Newsweek has an interesting article on how Shia Muslims are forcing Sunni Muslims out of Baghdad. Here is a quote from the article:
The surge of U.S. troops—meant in part to halt the sectarian cleansing of the Iraqi capital—has hardly stemmed the problem. The number of Iraqi civilians killed in July was slightly higher than in February, when the surge began. According to the Iraqi Red Crescent, the number of internally displaced persons (IDPs) has more than doubled to 1.1 million since the beginning of the year, nearly 200,000 of those in Baghdad governorate alone. Rafiq Tschannen, chief of the Iraq mission for the International Organization for Migration, says that the fighting that accompanied the influx of U.S. troops actually "has increased the IDPs to some extent." (IDP refers to internally displaced persons.)
So what about the success of the surge that the right-wing and the major media outlets keep telling us about? Here is an explanation about that from the same article:
When Gen. David Petraeus goes before Congress next week to report on the progress of the surge, he may cite a decline in insurgent attacks in Baghdad as one marker of success. In fact, part of the reason behind the decline is how far the Shiite militias' cleansing of Baghdad has progressed: they've essentially won. "If you look at pre-February 2006, there were only a couple of areas in the city that were unambiguously Shia," says a U.S. official in Baghdad who is familiar with the issue but is not authorized to speak on the record. "That's definitely not the case anymore." The official says that "the majority, more than half" of Baghdad's neighborhoods are now Shiite-dominated, a judgment echoed in the most recent National Intelligence Estimate on Iraq: "And very few are mixed." In places like Amel, pockets of Sunnis live in fear, surrounded by a sea of Shiites.
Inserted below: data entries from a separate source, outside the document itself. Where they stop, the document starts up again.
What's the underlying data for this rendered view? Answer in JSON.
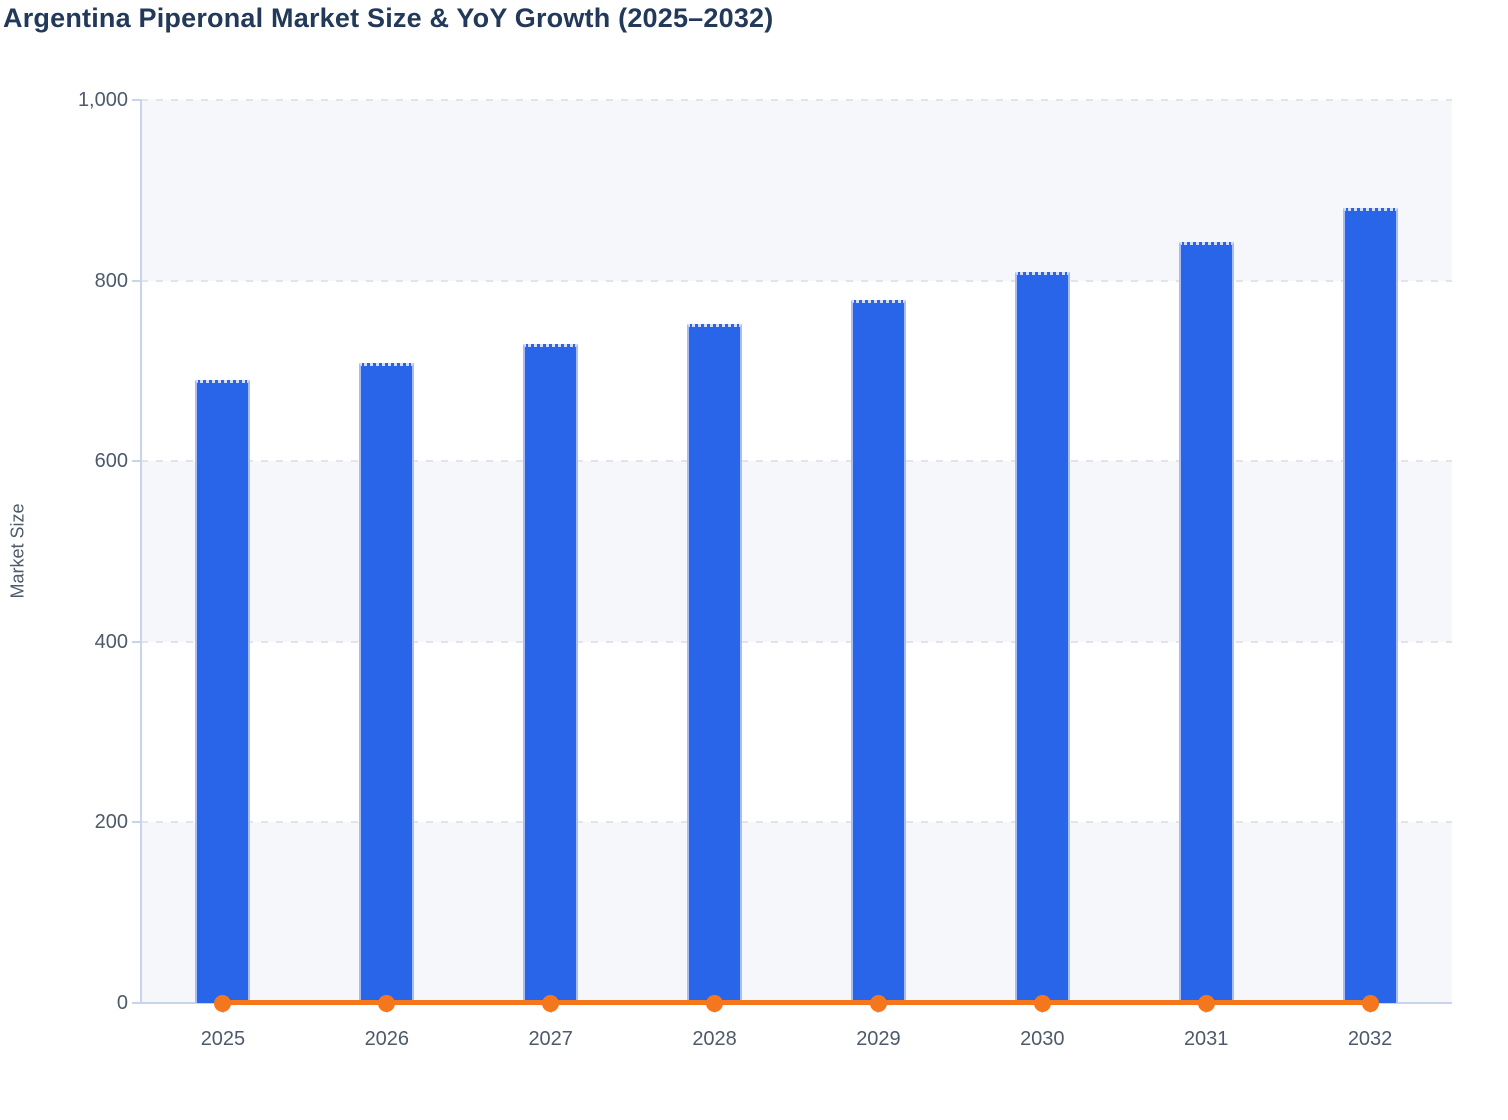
{
  "chart_data": {
    "type": "bar",
    "title": "Argentina Piperonal Market Size & YoY Growth (2025–2032)",
    "ylabel": "Market Size",
    "xlabel": "",
    "categories": [
      "2025",
      "2026",
      "2027",
      "2028",
      "2029",
      "2030",
      "2031",
      "2032"
    ],
    "series": [
      {
        "name": "Market Size",
        "kind": "bar",
        "values": [
          690,
          709,
          730,
          752,
          779,
          809,
          843,
          880
        ]
      },
      {
        "name": "YoY Growth",
        "kind": "line",
        "values": [
          0,
          0,
          0,
          0,
          0,
          0,
          0,
          0
        ],
        "plotted_on": "baseline"
      }
    ],
    "ylim": [
      0,
      1000
    ],
    "yticks": [
      {
        "value": 0,
        "label": "0"
      },
      {
        "value": 200,
        "label": "200"
      },
      {
        "value": 400,
        "label": "400"
      },
      {
        "value": 600,
        "label": "600"
      },
      {
        "value": 800,
        "label": "800"
      },
      {
        "value": 1000,
        "label": "1,000"
      }
    ],
    "grid": "dashed horizontal lines every 200 with alternating background bands",
    "legend": "none"
  },
  "colors": {
    "bar_fill": "#2865e8",
    "bar_edge": "#a9bcf3",
    "bar_cap": "#d4defc",
    "line": "#f5771d",
    "band": "#f6f7fa",
    "band_alt": "#ffffff",
    "grid": "#e2e4eb",
    "axis": "#c9d3f0",
    "tick_text": "#4d5a6b",
    "title_text": "#22395a"
  }
}
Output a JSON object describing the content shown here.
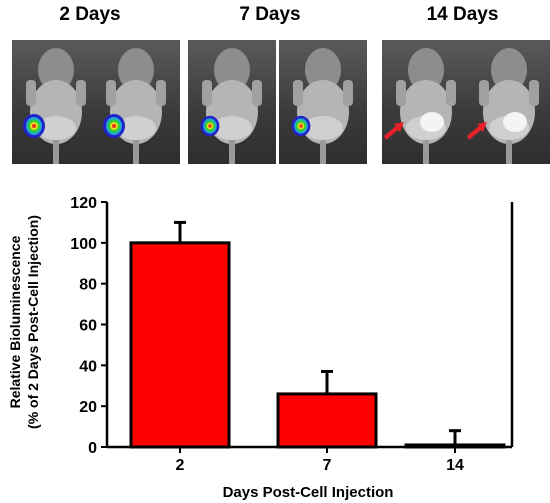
{
  "panels": [
    {
      "title": "2 Days",
      "images": [
        {
          "signal": "high"
        },
        {
          "signal": "high"
        }
      ]
    },
    {
      "title": "7 Days",
      "images": [
        {
          "signal": "medium"
        },
        {
          "signal": "medium"
        }
      ]
    },
    {
      "title": "14 Days",
      "images": [
        {
          "signal": "low",
          "arrow": true
        },
        {
          "signal": "low",
          "arrow": true
        }
      ]
    }
  ],
  "chart_data": {
    "type": "bar",
    "categories": [
      "2",
      "7",
      "14"
    ],
    "values": [
      100,
      26,
      1
    ],
    "error_upper": [
      110,
      37,
      8
    ],
    "title": "",
    "xlabel": "Days Post-Cell Injection",
    "ylabel_line1": "Relative Bioluminescence",
    "ylabel_line2": "(% of 2 Days Post-Cell Injection)",
    "ylim": [
      0,
      120
    ],
    "yticks": [
      0,
      20,
      40,
      60,
      80,
      100,
      120
    ],
    "bar_color": "#ff0000",
    "edge_color": "#000000",
    "grid": false,
    "legend": "none"
  },
  "colors": {
    "arrow": "#e8202a",
    "bar": "#ff0000"
  }
}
In most of the remaining Sunni neighborhoods, residents are trapped behind great concrete barricades for their own protection.
This is a very interesting article, and also very sad, because it shows how much havoc our failure to plan for a post-Saddam Iraq has caused for Iraqis. Obviously, things were going to change once Saddam was removed. Sunnis are a relatively small portion of Iraq's population but had been exercising all of the political power. Just as obviously, though, Iraq didn't have to be like this.
According to this article in the Washington Post, taken from a new book that is coming out about Bush he thought that Americans would be greeted as liberators. This was based on three conversations he had with dissident Iraqis before the invasion. Here is a quote from that article:
Several of Bush's top advisers believe that the president's view of postwar Iraq was significantly affected by his meeting with three Iraqi exiles in the Oval Office several months before the 2003 invasion, Draper reports.
He writes that all three exiles agreed without qualification that "Iraq would greet American forces with enthusiasm. Ethnic and religious tensions would dissolve with the collapse of Saddam's regime. And democracy would spring forth with little effort -- particularly in light of Bush's commitment to rebuild the country." We now see how useful that information was for the United States.